I didn't let the sausage ruin my day however and was lucky enough to sample some other wonderful wines. The top ones of which are:
  • Vergelegen Flagship Red 2004, South Africa: a classic blend of Cabernet Sauvignon/Merlot/Cabernet Franc that gives a rich dark red, spicy mouthful with berry and cassis flavours.
  • Peter Lehman Mentor 2004, Australia: a proper old fashioned Shiraz, peppery and full bodied with a long finish.
  • Jacobs Creek Johann 2001, Australia: maybe a suprise to find Jacobs Creek in here but they have some wonderful high end limited release wines. This is one, a lovely Cabernet/Shiraz.
  • Bodega Catena Zapata Alta Malbec 2006, Argentina. One of the best Argentinian producers with a lovely elegant Malbec, dark red, rich fruit, notes of black cherry and plum.
  • Glen Carlou Quartz Stone Chardonay 2008, South Africa: lightly oaked subtle green apples, apricots and peach flavours. Would be great with roast chicken.
  • Taittinger Les Folies de la Marquetterie NV : a Decanter Gold medal winner, one of the other Hatch Mansfield wines on show in the medal winners room. A subtle single vineyard champagne with intense bubbles. A lovely fruity celebration mouthful.
  • Cattin Gewurtztraminer Grand Cru Hatschbourg 2007: a brilliant example of an Alsace classic from the highly aromatic gewurtztramminer grape, subtle, fruity, rich.
  • Siefried Estate Winemakers Collection, Sweet Agnes Riesling Ice Wine 2008, New Zealand.

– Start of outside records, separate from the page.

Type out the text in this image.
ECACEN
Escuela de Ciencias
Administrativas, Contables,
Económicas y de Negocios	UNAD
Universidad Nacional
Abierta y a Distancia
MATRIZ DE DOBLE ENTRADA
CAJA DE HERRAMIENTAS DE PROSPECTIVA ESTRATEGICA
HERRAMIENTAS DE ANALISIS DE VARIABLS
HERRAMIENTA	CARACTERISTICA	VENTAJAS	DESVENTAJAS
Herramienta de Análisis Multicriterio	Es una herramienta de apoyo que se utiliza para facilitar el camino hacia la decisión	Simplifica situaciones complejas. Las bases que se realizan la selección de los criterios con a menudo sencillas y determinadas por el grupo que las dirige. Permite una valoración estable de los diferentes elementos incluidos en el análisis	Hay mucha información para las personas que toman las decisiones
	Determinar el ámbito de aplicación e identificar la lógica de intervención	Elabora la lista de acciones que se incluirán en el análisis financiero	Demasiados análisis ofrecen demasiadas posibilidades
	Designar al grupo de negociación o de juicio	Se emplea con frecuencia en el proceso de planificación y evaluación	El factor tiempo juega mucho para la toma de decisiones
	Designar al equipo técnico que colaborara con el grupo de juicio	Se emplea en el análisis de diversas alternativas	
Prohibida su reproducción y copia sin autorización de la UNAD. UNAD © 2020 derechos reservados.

Ice wine in my view is a gift from the gods and this is one of the very best. The essence of great sweet wine, rich and bold conjuring sweet apriocots and honey.

There were hundreds of wines that I didn't manage to taste, many of which would have been superb, many of which would have been very average. In fact my overall impression was that this was not an outstanding year. However at the top end the best is still fantastic and if I was to be stuck on a desert island with just one bottle it would be the Siefried Ice Wine.

We are hoping that Hatch Mansfield will be at Henley Food Festival again in 2010, hopefully with more space for tasting some of their superb collection of wines. Look out for an announcement in the New Year.


Friday, 20 November 2009

Welcome to the HFF Blog

Welcome to the Henley Food Festival Blog, we'll be updating on a fairly regular basis, especially once we start getting really active in the New Year.

There are lots of things bubbling under at the moment that the whole team is very excited about, but until that pen signs the proverbial dotted line we can't tell you more. So watch this space!

Having said that we are really pleased that Phyllis Court Club will be letting us use their Paddock again and provided we can iron out some access problems, we should be able to improve the whole site for 2010. Thanks must also go to Signals, the best web and design company in town, for all their brilliant work on our website.

We have just been able to put up some fantastic film footage of the 2009 Henley Food Festival on YouTube courtesy of RT Films and CoolcucumberTV, with the RT Films footage also embedded at the foot of the HFF home page; dont worry it's not all in Italian!

This blog also gives us the opportunity to talk about food in and around Henley more generally and to find out from our visitors what they would like to see at the Festival and how they would like to see the Henely food scene improve.

For example I am always disappointed by the large number of chain restaurants there are in the town itself, and especially by the mediocre quality of the food served. Today's lunch in Brasserie Gerard is a case in point; great service, nice setting but completely flavourless French onion soup, goujons and escalope. Cheap but actually I can do much better at home.

It made me think that what the town could do with is a good independent brasserie. We have Italian's but no French. In a town this size and this affluent that's quite a suprise. Neither do we have modern British/European. While around Henley, in many of the villages, former pubs are serving great food, yet there is nothing in the town that comes close.